Among the countries above, the Factbook states that five countries have a regulation, two have a code in place for the independence term. Brazil has no defined maximum term in place. Turkey, on the other hand, has one of the shortest periods regulated at 6 years. Israel and Italy have a code and the UK has a regulation in place with 9 years, where Italy and the UK require an explanation at the end of the term if the director was to stay on. In India, the term is regulated at 10 years, with a 3-year break at expiration for another 5 years of independent re-election. The regulation in Spain and Portugal are set at 12 years with no independence afterwards.

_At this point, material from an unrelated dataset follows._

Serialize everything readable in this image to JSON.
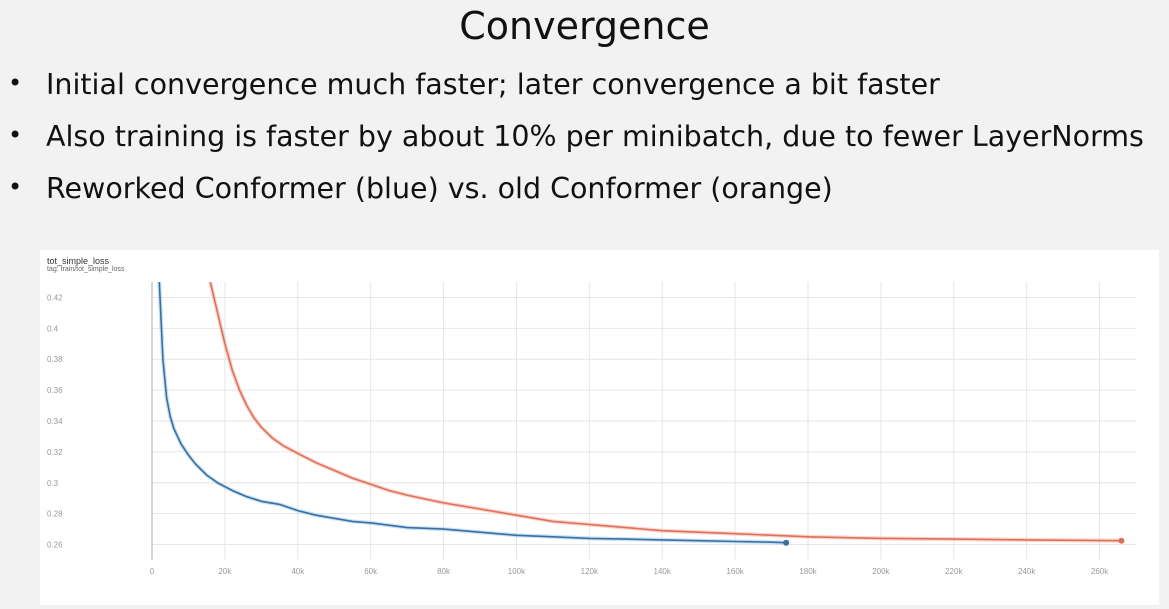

Truthfully, I find it quite interesting that among several countries implementing corporate governance practices, whether OECD and non-OECD, there are only eight countries that have a national provision on facilitating the board representation of minority shareholders. Of course, there are several pro and con factors that should be considered. Things to be debated are factors incorporating, such as the knowledge of the independent directors - aside from their skills and experience - of the company, to make a sound decision; the objectivity of the minority shareholders in selecting their representation to the board, the independence of the director from the company as well as the majority of the minorities. And several more thoughts come up.

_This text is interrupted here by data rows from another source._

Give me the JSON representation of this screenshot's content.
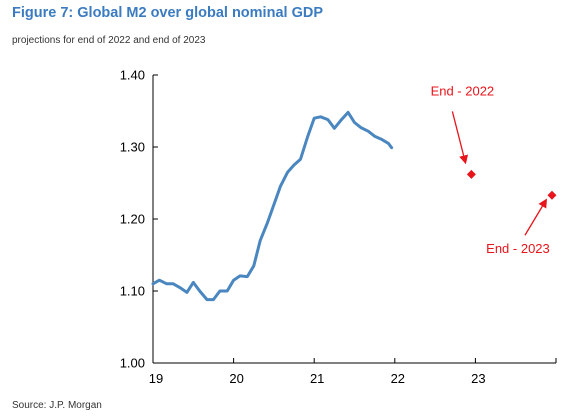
{
  "figure": {
    "title": "Figure 7: Global M2 over global nominal GDP",
    "subtitle": "projections for end of 2022 and end of 2023",
    "source": "Source: J.P. Morgan"
  },
  "colors": {
    "title": "#3b7bbf",
    "line": "#4a86c0",
    "projection": "#e8141b"
  },
  "chart_data": {
    "type": "line",
    "title": "Figure 7: Global M2 over global nominal GDP",
    "subtitle": "projections for end of 2022 and end of 2023",
    "xlabel": "",
    "ylabel": "",
    "xlim": [
      19,
      24
    ],
    "ylim": [
      1.0,
      1.4
    ],
    "x_ticks": [
      19,
      20,
      21,
      22,
      23
    ],
    "x_tick_labels": [
      "19",
      "20",
      "21",
      "22",
      "23"
    ],
    "y_ticks": [
      1.0,
      1.1,
      1.2,
      1.3,
      1.4
    ],
    "y_tick_labels": [
      "1.00",
      "1.10",
      "1.20",
      "1.30",
      "1.40"
    ],
    "grid": false,
    "legend": "none",
    "series": [
      {
        "x": [
          19.0,
          19.08,
          19.17,
          19.25,
          19.33,
          19.42,
          19.5,
          19.58,
          19.67,
          19.75,
          19.83,
          19.92,
          20.0,
          20.08,
          20.17,
          20.25,
          20.33,
          20.42,
          20.5,
          20.58,
          20.67,
          20.75,
          20.83,
          20.92,
          21.0,
          21.08,
          21.17,
          21.25,
          21.33,
          21.42,
          21.5,
          21.58,
          21.67,
          21.75,
          21.83,
          21.92,
          21.96
        ],
        "values": [
          1.11,
          1.115,
          1.11,
          1.11,
          1.105,
          1.098,
          1.112,
          1.1,
          1.088,
          1.088,
          1.1,
          1.1,
          1.115,
          1.121,
          1.12,
          1.135,
          1.17,
          1.195,
          1.22,
          1.245,
          1.265,
          1.275,
          1.283,
          1.315,
          1.34,
          1.342,
          1.338,
          1.326,
          1.337,
          1.348,
          1.334,
          1.327,
          1.322,
          1.315,
          1.311,
          1.305,
          1.299
        ]
      }
    ],
    "projections": [
      {
        "label": "End - 2022",
        "x": 22.95,
        "value": 1.262
      },
      {
        "label": "End - 2023",
        "x": 23.95,
        "value": 1.233
      }
    ]
  }
}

The Power of Proxy Advisory FirmsHere is where proxy advisory firms play a big role. Globally there are two big ones, ISS (Institutional Shareholder Services) and Glass, Lewis & Co. Their service is designed for shareholders who are voting at the company’s shareholder meeting. The management and Board of Directors take care of daily business tasks, but shareholder’s also have a duty on making decisions on important issues, whether this is the voting on a new candidate to the Board, remuneration, related party transactions etc. While some shareholders cast their vote themselves, many vote “by proxy”. Institutional investors, who have shares in maybe hundreds of companies, cannot track all information for all companies and hence their voting cannot be done equitably, which is why they turn to proxy-voting advice. Therefore, these proxy advisory companies, voicing recommendations, have an immense influence on the voting decisions and maybe even outcomes done by proxy. Investor Relations Professionals may have several hundreds of meetings in a year, corporate governance related issues may not always be a current topic. This is why it is also important for investor relations professionals to speak with such proxy advisors. Some agenda items may be clear for the company but may not be so obvious for the shareholder, which is why they seek advice. These advisory firms have policy guidelines in which they reference to the pertaining national regulation or code and their guideline to voting recommendations.

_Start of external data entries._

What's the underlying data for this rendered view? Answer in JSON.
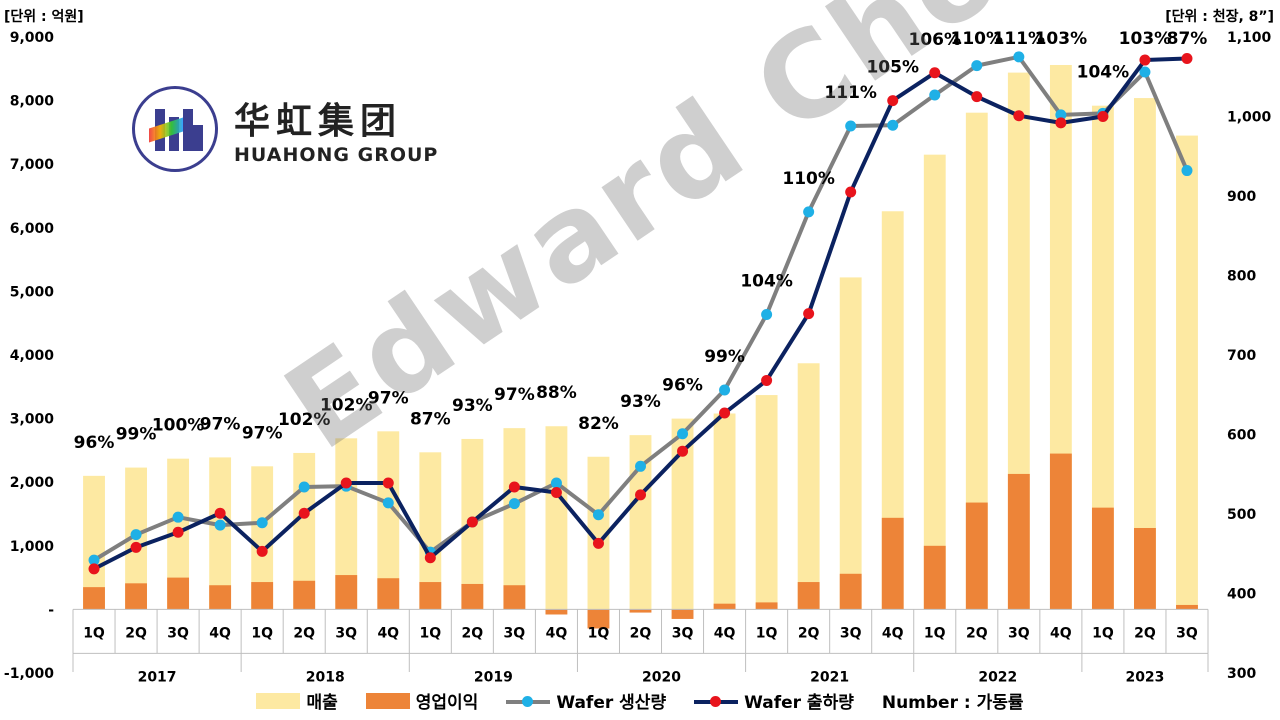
{
  "unit_left": "[단위 : 억원]",
  "unit_right": "[단위 : 천장, 8”]",
  "logo": {
    "cn": "华虹集团",
    "en": "HUAHONG GROUP"
  },
  "watermark": "Edward Choi",
  "legend": {
    "sales": "매출",
    "op_profit": "영업이익",
    "wafer_prod": "Wafer 생산량",
    "wafer_ship": "Wafer 출하량",
    "note": "Number : 가동률"
  },
  "colors": {
    "sales": "#fde9a2",
    "op_profit": "#ed8438",
    "wafer_prod_line": "#7f7f7f",
    "wafer_prod_marker": "#1fb0e6",
    "wafer_ship_line": "#0b2260",
    "wafer_ship_marker": "#e8141c"
  },
  "chart_data": {
    "type": "bar+line",
    "quarters": [
      "1Q",
      "2Q",
      "3Q",
      "4Q",
      "1Q",
      "2Q",
      "3Q",
      "4Q",
      "1Q",
      "2Q",
      "3Q",
      "4Q",
      "1Q",
      "2Q",
      "3Q",
      "4Q",
      "1Q",
      "2Q",
      "3Q",
      "4Q",
      "1Q",
      "2Q",
      "3Q",
      "4Q",
      "1Q",
      "2Q",
      "3Q"
    ],
    "years": [
      {
        "label": "2017",
        "count": 4
      },
      {
        "label": "2018",
        "count": 4
      },
      {
        "label": "2019",
        "count": 4
      },
      {
        "label": "2020",
        "count": 4
      },
      {
        "label": "2021",
        "count": 4
      },
      {
        "label": "2022",
        "count": 4
      },
      {
        "label": "2023",
        "count": 3
      }
    ],
    "y_left": {
      "min": -1000,
      "max": 9000,
      "ticks": [
        -1000,
        0,
        1000,
        2000,
        3000,
        4000,
        5000,
        6000,
        7000,
        8000,
        9000
      ],
      "tick_labels": [
        "-1,000",
        "-",
        "1,000",
        "2,000",
        "3,000",
        "4,000",
        "5,000",
        "6,000",
        "7,000",
        "8,000",
        "9,000"
      ]
    },
    "y_right": {
      "min": 300,
      "max": 1100,
      "ticks": [
        300,
        400,
        500,
        600,
        700,
        800,
        900,
        1000,
        1100
      ],
      "tick_labels": [
        "300",
        "400",
        "500",
        "600",
        "700",
        "800",
        "900",
        "1,000",
        "1,100"
      ]
    },
    "series": [
      {
        "name": "매출",
        "axis": "left",
        "kind": "bar",
        "values": [
          2100,
          2230,
          2370,
          2390,
          2250,
          2460,
          2690,
          2800,
          2470,
          2680,
          2850,
          2880,
          2400,
          2740,
          3000,
          3080,
          3370,
          3870,
          5220,
          6260,
          7150,
          7810,
          8440,
          8560,
          7920,
          8040,
          7450
        ]
      },
      {
        "name": "영업이익",
        "axis": "left",
        "kind": "bar",
        "values": [
          350,
          410,
          500,
          380,
          430,
          450,
          540,
          490,
          430,
          400,
          380,
          -80,
          -300,
          -50,
          -150,
          90,
          110,
          430,
          560,
          1440,
          1000,
          1680,
          2130,
          2450,
          1600,
          1280,
          70
        ]
      },
      {
        "name": "Wafer 생산량",
        "axis": "right",
        "kind": "line",
        "values": [
          442,
          474,
          496,
          486,
          489,
          534,
          535,
          514,
          452,
          490,
          513,
          539,
          499,
          560,
          601,
          656,
          751,
          880,
          988,
          989,
          1027,
          1064,
          1075,
          1002,
          1004,
          1056,
          932
        ]
      },
      {
        "name": "Wafer 출하량",
        "axis": "right",
        "kind": "line",
        "values": [
          431,
          458,
          477,
          501,
          453,
          501,
          539,
          539,
          445,
          490,
          534,
          527,
          463,
          524,
          579,
          627,
          668,
          752,
          905,
          1020,
          1055,
          1025,
          1001,
          992,
          1000,
          1071,
          1073
        ]
      }
    ],
    "utilization": [
      "96%",
      "99%",
      "100%",
      "97%",
      "97%",
      "102%",
      "102%",
      "97%",
      "87%",
      "93%",
      "97%",
      "88%",
      "82%",
      "93%",
      "96%",
      "99%",
      "104%",
      "110%",
      "111%",
      "105%",
      "106%",
      "110%",
      "111%",
      "103%",
      "104%",
      "103%",
      "87%"
    ]
  }
}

As investor relations professionals here in Turkey, we might be on a search to improve our governance position through best practice examples from different countries. Yet at the same time, this type of information is quite interesting in shaping our message and customizing it to a diverse international arena. Knowing, on a macro level, the basics of such principles can help the investor relations professional in tailoring the conversation to point out features on a micro level and help the potential investor or shareholder understand the position of the company. Having regular contact with proxy advisory firms can also help improve the outcome of the shareholder meeting as well as help improve the information shared prior to the general assembly.